October 2005 | Cecilia Ovesdotter Alm, Dan Roth, Richard Sproat
This paper explores text-based emotion prediction using supervised machine learning with the SNoW learning architecture. The goal is to classify the emotional affinity of sentences in children's fairy tales for use in expressive text-to-speech synthesis. Initial experiments on a dataset of 22 fairy tales show promising results over a naive baseline and BOW approach, with some dependency on parameter tuning. The study also discusses results for a tripartite model covering emotional valence and feature set variations. Plans include developing a more cognitively sound sequential model that considers a larger set of basic emotions.
The application area involves text-to-speech synthesis, where emotional content in narrative text is crucial. Emotional text-to-speech synthesis requires identifying the appropriate emotional meaning of text passages and rendering prosodic contours to convey emotional content. The paper discusses previous work in affective computing, including studies on sentence-level emotional affinity and emotion classification in speech and human-computer dialogues.
The empirical study involves a machine learning model, corpus, features, and parameter tuning. The model classifies sentences as either emotional or non-emotional, with results showing improved accuracy over naive baselines. The study also explores feature sets, including content BOW and other features derived from text.
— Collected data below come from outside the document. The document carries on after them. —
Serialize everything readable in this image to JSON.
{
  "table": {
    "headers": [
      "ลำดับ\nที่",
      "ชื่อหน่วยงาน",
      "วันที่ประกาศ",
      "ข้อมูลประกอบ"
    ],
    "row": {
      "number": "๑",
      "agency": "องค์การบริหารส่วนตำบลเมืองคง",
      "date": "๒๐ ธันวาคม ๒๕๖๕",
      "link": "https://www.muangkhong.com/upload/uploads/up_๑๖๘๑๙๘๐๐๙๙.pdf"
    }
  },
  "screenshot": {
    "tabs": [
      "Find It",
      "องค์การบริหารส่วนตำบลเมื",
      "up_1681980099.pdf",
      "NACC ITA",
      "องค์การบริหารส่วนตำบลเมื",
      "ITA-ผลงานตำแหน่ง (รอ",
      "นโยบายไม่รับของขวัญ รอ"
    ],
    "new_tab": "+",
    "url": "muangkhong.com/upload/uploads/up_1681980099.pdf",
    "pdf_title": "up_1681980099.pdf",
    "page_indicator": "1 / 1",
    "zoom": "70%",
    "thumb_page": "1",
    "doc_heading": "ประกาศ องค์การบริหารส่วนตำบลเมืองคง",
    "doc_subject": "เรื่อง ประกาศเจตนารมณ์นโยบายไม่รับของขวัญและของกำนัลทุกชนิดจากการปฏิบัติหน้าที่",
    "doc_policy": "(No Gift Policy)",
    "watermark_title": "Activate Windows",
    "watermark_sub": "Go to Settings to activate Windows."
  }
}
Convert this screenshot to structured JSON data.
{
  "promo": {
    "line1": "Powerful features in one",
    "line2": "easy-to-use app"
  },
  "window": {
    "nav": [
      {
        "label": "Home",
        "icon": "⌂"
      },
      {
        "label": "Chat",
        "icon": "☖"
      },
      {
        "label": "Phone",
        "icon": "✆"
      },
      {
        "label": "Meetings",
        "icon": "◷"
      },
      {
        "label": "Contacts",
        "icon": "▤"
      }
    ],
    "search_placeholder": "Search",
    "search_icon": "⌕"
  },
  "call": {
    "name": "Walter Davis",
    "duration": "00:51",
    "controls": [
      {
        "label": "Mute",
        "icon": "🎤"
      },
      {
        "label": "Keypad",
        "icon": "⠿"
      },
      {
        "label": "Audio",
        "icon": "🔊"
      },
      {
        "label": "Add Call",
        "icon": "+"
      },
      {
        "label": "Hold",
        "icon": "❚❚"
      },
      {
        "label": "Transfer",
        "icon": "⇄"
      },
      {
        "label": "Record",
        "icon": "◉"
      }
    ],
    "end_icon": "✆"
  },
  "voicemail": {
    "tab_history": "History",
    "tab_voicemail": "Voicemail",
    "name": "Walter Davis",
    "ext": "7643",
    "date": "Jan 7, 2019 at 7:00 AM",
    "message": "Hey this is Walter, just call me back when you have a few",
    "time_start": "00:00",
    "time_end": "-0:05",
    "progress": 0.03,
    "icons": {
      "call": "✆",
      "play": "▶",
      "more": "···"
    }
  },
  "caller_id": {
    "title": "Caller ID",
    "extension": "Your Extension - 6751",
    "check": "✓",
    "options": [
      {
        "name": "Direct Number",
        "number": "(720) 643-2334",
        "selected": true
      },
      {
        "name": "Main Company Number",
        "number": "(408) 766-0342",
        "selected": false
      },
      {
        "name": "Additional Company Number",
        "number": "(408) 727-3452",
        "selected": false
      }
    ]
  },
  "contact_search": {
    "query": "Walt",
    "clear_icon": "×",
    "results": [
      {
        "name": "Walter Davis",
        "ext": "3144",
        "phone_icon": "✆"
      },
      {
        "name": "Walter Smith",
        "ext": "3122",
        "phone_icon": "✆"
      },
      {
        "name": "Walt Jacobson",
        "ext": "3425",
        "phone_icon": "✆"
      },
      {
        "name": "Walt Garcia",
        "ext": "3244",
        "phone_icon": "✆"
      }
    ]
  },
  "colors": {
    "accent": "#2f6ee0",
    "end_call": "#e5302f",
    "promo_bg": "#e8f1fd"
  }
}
The feature set includes various linguistic and narrative features, such as sentence length, punctuation, and story progress.
Parameter tuning was conducted using two conditions: sep-tune-eval and same-tune-eval. Results showed that the model achieved higher accuracy with the sep-tune-eval condition. The study also discusses the challenges of emotion classification, including the subjective nature of the task and the difficulty in separating emotional and non-emotional content.
The results indicate that the model can correctly classify emotional content in children's stories, with some cases correctly identified by both annotators. The study plans to use a larger dataset and a hierarchical sequential model to better capture emotional categorization. Future work includes refining the feature set and exploring emotional intensity in a learning scenario. The paper concludes that further research is needed to comprehensively address the text-based emotion prediction problem.This paper explores text-based emotion prediction using supervised machine learning with the SNoW learning architecture. The goal is to classify the emotional affinity of sentences in children's fairy tales for use in expressive text-to-speech synthesis. Initial experiments on a dataset of 22 fairy tales show promising results over a naive baseline and BOW approach, with some dependency on parameter tuning. The study also discusses results for a tripartite model covering emotional valence and feature set variations. Plans include developing a more cognitively sound sequential model that considers a larger set of basic emotions.
The application area involves text-to-speech synthesis, where emotional content in narrative text is crucial. Emotional text-to-speech synthesis requires identifying the appropriate emotional meaning of text passages and rendering prosodic contours to convey emotional content. The paper discusses previous work in affective computing, including studies on sentence-level emotional affinity and emotion classification in speech and human-computer dialogues.
The empirical study involves a machine learning model, corpus, features, and parameter tuning. The model classifies sentences as either emotional or non-emotional, with results showing improved accuracy over naive baselines. The study also explores feature sets, including content BOW and other features derived from text. The feature set includes various linguistic and narrative features, such as sentence length, punctuation, and story progress.
Parameter tuning was conducted using two conditions: sep-tune-eval and same-tune-eval. Results showed that the model achieved higher accuracy with the sep-tune-eval condition. The study also discusses the challenges of emotion classification, including the subjective nature of the task and the difficulty in separating emotional and non-emotional content.
The results indicate that the model can correctly classify emotional content in children's stories, with some cases correctly identified by both annotators. The study plans to use a larger dataset and a hierarchical sequential model to better capture emotional categorization. Future work includes refining the feature set and exploring emotional intensity in a learning scenario. The paper concludes that further research is needed to comprehensively address the text-based emotion prediction problem.